Spira B (April 19, 2022) Cureus 14(4): e24268. doi:10.7759/cureus.24268
Masking was the single most common non-pharmaceutical intervention in the course of the coronavirus disease 2019 (COVID-19) pandemic.
Most countries have implemented recommendations or mandates regarding the use of masks in public spaces.
The aim of this short study was to analyse the correlation between mask usage against morbidity and mortality rates in the 2020-2021 winter in Europe.
Data from 35 European countries on morbidity, mortality, and mask usage during a six-month period were analysed and crossed.

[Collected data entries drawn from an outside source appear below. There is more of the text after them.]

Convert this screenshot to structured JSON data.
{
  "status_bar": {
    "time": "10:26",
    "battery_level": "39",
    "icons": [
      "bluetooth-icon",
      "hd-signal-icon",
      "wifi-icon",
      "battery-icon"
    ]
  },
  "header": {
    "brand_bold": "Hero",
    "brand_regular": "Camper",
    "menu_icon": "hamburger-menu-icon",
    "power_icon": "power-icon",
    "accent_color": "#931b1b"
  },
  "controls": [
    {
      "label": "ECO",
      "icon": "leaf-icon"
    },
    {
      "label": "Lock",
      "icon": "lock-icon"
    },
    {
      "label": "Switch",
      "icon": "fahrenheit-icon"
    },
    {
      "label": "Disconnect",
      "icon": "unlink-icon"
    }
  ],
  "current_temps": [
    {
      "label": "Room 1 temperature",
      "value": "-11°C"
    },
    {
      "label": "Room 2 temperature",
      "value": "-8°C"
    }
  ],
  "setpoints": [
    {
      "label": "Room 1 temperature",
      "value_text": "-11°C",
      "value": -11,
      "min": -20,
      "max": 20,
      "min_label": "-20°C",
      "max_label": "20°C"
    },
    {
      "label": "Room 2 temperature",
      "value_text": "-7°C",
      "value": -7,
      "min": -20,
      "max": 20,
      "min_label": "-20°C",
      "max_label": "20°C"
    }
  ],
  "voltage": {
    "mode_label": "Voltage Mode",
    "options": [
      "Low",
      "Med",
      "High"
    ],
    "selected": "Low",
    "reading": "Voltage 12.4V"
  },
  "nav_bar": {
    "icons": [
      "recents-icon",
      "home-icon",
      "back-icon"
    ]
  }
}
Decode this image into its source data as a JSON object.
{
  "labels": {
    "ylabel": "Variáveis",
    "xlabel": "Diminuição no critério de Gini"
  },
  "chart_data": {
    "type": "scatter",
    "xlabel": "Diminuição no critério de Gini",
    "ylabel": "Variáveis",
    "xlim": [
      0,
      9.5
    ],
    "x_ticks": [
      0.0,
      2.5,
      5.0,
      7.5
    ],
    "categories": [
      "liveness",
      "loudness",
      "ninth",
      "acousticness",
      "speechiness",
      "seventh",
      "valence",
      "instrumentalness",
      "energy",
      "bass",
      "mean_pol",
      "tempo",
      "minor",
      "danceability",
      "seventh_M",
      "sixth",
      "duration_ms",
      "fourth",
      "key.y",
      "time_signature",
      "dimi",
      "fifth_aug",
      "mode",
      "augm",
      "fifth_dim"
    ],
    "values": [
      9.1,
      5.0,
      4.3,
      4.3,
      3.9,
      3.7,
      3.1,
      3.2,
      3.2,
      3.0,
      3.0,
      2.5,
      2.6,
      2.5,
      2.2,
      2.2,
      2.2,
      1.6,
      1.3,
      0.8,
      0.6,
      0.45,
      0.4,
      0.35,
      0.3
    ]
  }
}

Mask usage was more homogeneous in Eastern Europe than in Western European countries. Spearman's correlation coefficients between mask usage and COVID-19 outcomes were either null or positive, depending on the subgroup of countries and type of outcome (cases or deaths).
Positive correlations were stronger in Western than in Eastern European countries.
These findings indicate that countries with high levels of mask compliance did not perform better than those with low mask usage.
While no cause-effect conclusions could be inferred from this observational analysis, the lack of negative correlations between mask usage and COVID-19 cases and deaths suggest that the widespread use of masks at a time when an effective intervention was most needed, i.e., during the strong 2020-2021 autumn-winter peak, was not able to reduce COVID-19 transmission.
Moreover, the moderate positive correlation between mask usage and deaths in Western Europe also suggests that the universal use of masks may have had harmful unintended consequences.